Inoltre, fa pensare il fatto che in Grecia il “miracolo” politico si è realizzato solo quando il Paese è stato deliberatamente gettato, dall’Europa e dalla Germania in particolare, in una crisi economica e sociale spaventosa (smantellamento del sistema sanitario, dell’istruzione e della Università, dell’informazione pubblica ecc.) e solo quando hanno ripreso enorme vigore forze addirittura apertamente fasciste e antisemite. Ho cioè il timore che in Italia le ottuse abitudini politiche del passato sopravviveranno ancora a lungo e potranno essere sradicate solo quando la situazione diventerà drammatica, appunto come in Grecia.
5. Insisto sulla valenza nazionale di questo tentativo elettorale ed organizzativo. Perché nutro talune perplessità sull’orizzonte programmatico-culturale, per altro ancora embrionale, di questa lista, soprattutto in merito alle seguenti tematiche: superamento dello Stato nazionale; immigrazione; moneta unica europea; referenti sociali, più che politici, a cui ci si vuole rivolgere.
In estrema sintesi, provo a focalizzare questi temi.
Credo che lo Stato nazionale e la Nazione, intesa come complesso etico-culturale, siano ancora dei punti di riferimento imprescindibili dell’azione politica.
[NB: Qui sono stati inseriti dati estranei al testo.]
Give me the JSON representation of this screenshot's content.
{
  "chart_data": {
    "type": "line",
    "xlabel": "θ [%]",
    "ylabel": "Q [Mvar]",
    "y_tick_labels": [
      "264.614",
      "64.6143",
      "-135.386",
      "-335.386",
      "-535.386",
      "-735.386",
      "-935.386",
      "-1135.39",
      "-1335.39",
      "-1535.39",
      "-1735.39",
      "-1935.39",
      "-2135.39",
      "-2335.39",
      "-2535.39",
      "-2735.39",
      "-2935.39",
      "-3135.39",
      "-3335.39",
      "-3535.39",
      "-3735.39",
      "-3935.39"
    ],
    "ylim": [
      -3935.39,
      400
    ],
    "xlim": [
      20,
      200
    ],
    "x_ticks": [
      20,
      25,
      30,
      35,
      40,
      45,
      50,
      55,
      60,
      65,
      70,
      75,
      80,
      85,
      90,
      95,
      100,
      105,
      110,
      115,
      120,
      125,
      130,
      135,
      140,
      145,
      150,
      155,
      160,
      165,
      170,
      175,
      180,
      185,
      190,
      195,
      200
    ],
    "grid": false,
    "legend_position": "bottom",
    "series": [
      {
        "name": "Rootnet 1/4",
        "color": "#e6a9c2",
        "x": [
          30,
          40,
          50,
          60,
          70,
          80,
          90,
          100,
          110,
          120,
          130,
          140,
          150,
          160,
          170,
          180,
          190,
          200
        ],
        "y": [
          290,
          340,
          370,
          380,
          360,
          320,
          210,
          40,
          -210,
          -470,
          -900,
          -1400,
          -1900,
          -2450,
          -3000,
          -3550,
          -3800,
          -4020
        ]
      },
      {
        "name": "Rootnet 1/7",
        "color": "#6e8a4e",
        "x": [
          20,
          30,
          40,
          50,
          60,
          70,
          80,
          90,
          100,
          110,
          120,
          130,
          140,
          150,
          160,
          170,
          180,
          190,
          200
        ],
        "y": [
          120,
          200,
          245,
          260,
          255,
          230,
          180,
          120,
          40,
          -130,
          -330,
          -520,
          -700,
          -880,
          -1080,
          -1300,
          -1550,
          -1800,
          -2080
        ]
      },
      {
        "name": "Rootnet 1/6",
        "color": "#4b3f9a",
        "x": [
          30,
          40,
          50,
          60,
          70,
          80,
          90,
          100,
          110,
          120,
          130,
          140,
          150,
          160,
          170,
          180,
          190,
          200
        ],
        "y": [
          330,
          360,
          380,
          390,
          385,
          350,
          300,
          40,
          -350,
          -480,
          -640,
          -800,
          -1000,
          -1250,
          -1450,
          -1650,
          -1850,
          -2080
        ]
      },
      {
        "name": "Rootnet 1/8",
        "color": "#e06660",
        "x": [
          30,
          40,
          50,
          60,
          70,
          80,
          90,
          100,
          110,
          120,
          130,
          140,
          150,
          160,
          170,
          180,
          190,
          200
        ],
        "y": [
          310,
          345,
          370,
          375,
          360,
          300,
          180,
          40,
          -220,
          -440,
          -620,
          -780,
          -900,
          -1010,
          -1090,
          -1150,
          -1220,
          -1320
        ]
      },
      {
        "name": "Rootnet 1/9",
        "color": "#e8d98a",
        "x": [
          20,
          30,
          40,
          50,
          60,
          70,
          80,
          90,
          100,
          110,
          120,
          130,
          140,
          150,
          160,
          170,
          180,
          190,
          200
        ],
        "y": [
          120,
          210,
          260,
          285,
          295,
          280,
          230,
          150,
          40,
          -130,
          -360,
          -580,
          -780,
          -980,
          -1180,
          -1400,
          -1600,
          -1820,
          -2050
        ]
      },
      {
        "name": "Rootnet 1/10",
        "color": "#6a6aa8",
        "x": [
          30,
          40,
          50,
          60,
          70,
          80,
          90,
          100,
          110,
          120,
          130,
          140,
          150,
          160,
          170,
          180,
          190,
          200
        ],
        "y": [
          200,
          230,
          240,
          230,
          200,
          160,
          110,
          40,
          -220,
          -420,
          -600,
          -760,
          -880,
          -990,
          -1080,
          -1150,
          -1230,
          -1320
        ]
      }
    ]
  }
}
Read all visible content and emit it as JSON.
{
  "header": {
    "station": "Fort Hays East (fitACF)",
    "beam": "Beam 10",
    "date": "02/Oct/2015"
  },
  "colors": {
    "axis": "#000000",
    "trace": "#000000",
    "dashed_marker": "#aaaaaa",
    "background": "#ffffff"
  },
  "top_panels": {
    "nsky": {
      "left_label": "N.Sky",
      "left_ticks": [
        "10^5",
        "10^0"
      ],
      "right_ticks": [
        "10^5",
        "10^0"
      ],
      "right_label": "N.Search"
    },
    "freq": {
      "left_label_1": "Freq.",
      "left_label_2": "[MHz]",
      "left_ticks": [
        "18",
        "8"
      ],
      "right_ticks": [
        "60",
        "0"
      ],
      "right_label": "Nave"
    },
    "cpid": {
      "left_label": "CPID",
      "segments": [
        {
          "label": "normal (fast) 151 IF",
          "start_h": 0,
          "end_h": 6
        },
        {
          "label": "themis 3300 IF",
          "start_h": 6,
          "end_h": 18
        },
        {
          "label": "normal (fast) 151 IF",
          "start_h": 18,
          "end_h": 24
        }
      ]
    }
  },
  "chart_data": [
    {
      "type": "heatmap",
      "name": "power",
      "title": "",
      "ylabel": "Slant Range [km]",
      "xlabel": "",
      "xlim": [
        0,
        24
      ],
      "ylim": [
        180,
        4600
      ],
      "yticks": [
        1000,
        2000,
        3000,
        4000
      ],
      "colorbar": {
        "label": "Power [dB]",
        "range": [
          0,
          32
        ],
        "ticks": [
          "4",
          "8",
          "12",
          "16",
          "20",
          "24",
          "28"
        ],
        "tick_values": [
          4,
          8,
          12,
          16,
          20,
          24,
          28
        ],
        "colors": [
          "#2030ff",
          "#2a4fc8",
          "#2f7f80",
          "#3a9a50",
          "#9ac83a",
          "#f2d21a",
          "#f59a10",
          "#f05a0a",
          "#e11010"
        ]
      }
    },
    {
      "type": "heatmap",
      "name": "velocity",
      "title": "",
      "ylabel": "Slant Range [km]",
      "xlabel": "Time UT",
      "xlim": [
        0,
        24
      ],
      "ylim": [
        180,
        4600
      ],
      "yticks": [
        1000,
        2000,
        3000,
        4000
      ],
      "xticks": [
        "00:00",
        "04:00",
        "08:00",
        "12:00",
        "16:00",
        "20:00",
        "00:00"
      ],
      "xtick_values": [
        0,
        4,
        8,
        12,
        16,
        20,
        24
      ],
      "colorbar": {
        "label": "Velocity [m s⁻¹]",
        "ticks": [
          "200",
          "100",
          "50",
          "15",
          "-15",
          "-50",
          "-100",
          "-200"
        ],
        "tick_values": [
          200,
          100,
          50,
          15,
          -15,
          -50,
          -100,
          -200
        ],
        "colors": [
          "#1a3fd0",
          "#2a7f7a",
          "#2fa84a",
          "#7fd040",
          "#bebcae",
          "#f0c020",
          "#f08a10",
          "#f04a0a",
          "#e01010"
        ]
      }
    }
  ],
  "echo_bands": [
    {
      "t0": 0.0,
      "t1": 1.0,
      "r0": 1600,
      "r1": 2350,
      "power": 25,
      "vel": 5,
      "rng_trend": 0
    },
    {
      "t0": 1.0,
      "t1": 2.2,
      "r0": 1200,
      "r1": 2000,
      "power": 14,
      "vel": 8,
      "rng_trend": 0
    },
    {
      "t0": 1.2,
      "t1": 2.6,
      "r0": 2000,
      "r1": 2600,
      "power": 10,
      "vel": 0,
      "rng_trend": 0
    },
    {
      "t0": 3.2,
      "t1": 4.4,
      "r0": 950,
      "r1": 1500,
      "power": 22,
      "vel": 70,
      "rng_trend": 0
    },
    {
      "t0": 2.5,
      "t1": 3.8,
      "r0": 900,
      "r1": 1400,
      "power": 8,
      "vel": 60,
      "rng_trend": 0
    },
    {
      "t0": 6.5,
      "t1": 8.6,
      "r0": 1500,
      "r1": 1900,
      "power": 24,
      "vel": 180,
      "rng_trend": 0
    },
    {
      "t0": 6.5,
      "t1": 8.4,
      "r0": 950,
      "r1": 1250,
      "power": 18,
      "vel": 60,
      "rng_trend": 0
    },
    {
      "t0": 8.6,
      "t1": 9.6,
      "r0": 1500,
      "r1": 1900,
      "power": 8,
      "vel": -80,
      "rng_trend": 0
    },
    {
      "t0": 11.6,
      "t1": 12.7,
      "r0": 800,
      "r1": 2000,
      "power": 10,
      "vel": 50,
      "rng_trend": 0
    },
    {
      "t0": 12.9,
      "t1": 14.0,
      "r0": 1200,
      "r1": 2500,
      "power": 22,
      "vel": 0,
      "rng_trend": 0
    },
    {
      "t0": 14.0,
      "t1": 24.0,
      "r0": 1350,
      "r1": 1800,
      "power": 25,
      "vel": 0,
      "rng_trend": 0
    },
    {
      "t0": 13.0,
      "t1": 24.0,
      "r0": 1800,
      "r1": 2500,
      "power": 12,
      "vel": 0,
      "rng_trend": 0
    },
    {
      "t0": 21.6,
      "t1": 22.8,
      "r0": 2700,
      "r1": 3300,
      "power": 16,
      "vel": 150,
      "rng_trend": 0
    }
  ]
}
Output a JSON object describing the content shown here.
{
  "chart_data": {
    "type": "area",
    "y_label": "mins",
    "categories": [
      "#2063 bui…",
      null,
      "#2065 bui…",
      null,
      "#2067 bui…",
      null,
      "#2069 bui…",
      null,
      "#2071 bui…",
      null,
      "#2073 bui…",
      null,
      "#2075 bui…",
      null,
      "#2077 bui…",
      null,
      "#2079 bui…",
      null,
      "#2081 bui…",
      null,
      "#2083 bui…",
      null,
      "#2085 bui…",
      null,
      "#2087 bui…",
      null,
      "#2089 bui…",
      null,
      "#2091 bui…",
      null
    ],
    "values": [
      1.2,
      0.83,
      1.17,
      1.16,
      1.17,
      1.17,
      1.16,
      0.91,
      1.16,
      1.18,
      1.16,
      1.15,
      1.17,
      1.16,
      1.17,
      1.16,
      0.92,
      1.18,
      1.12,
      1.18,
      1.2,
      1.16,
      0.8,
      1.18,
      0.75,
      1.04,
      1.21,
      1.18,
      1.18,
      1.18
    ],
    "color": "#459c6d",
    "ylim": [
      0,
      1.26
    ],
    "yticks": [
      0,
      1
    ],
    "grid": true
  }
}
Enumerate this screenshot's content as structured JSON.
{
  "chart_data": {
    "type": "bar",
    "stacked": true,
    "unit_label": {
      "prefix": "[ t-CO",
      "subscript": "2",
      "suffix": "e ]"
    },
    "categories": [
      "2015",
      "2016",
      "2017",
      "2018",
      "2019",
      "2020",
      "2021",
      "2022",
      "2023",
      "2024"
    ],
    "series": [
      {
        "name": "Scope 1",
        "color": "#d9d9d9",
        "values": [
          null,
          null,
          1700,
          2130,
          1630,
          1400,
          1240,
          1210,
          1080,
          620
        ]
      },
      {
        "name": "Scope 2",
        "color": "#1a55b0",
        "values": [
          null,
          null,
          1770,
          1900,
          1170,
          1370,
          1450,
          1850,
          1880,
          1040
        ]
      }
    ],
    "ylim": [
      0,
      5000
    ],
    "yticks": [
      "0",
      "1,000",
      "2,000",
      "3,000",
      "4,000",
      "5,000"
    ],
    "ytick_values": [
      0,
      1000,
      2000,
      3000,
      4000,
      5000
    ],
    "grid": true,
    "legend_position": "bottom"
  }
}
Tanto è vero che, anche nell’analisi di Viale e, soprattutto, nell’esperienza comune, lo Stato nazionale è stato il primo oggetto di attacco da parte di quelle forze antidemocratiche (Consiglio Europeo, potere economico-finanziario trans-nazionale) che hanno concepito l’Europa anzitutto ed esclusivamente come spazio economico di sfruttamento e di colonizzazione, invece che come governo politico e sociale del mercato. Lo svuotamento di sovranità che sta subendo l’Italia indica, appunto, che il primo strumento per difendere la democrazia e il benessere sociale ed economico dei cittadini è quello di una decisa riappropriazione della sovranità nazionale.
Questa riappropriazione di sovranità non può e non deve escludere una decisa limitazione e dunque una decisa regolamentazione della libertà di circolazione dei capitali, delle imprese e della forza-lavoro: dentro e fuori i confini europei. Il mercato deve essere governato: perché non è capace di alcuna autoregolazione; perché crea tali e tante diseguaglianza da minare la convivenza civile; perché limita le potenzialità di sviluppo economico e di benesere che dischiude il progresso scientifico e tecnologico. E ad aver dimostrato i limiti insuperabili della società e dell’ideologia liberista e neo-liberista, è bene rammentarlo, non sono stati soltanto i fatti e non è stata soltanto la tradizione di pensiero anticapitalista, ma anche una parte consistente della tradizione liberale.
Questa riappropriazione di sovranità deve contemplare nel proprio orizzonte anche quella monetaria. L’irresponsabilità politica della Bce, il fatto che i piani di salvataggio finanziario dipendano prevalentemente dalla politica nazionale della Germania (che usa il ricatto del debito per appropriarsi di mercati e di ricchezze), infine la ripresa della politica di potenza dei principali Stati europei (Francia e Germania in primis: ricordate la Libia? Ricordate la “Mitteleruopa” e le cartine geografico-poitiche che i tedeschi avevano come punto di riferimento geopolitico durante la Prima Guerra Mondiale?), dimostrano che un’Europa diversa da quella attuale implica un processo di unificazione ben differente da quello che, invece, si è percorso e che, appunto, ha fatto dell’unificazione monetaria il perno e l’antecedente di quella politica, sociale e culturale. I fatti dimostrano che l’unificazione monetaria rischia fortemente di impedire quella politica e sociale, che se avverrà, sarà sotto il segno della colonizzazione e non certo sotto quello della integrazione. L’unione monteria, del resto, potrebbe implodere da sé, nel momento in cui una crisi sistemica devastasse un Paese come l’Italia, che ha un peso ben differente da quello della Grecia o del Portogallo.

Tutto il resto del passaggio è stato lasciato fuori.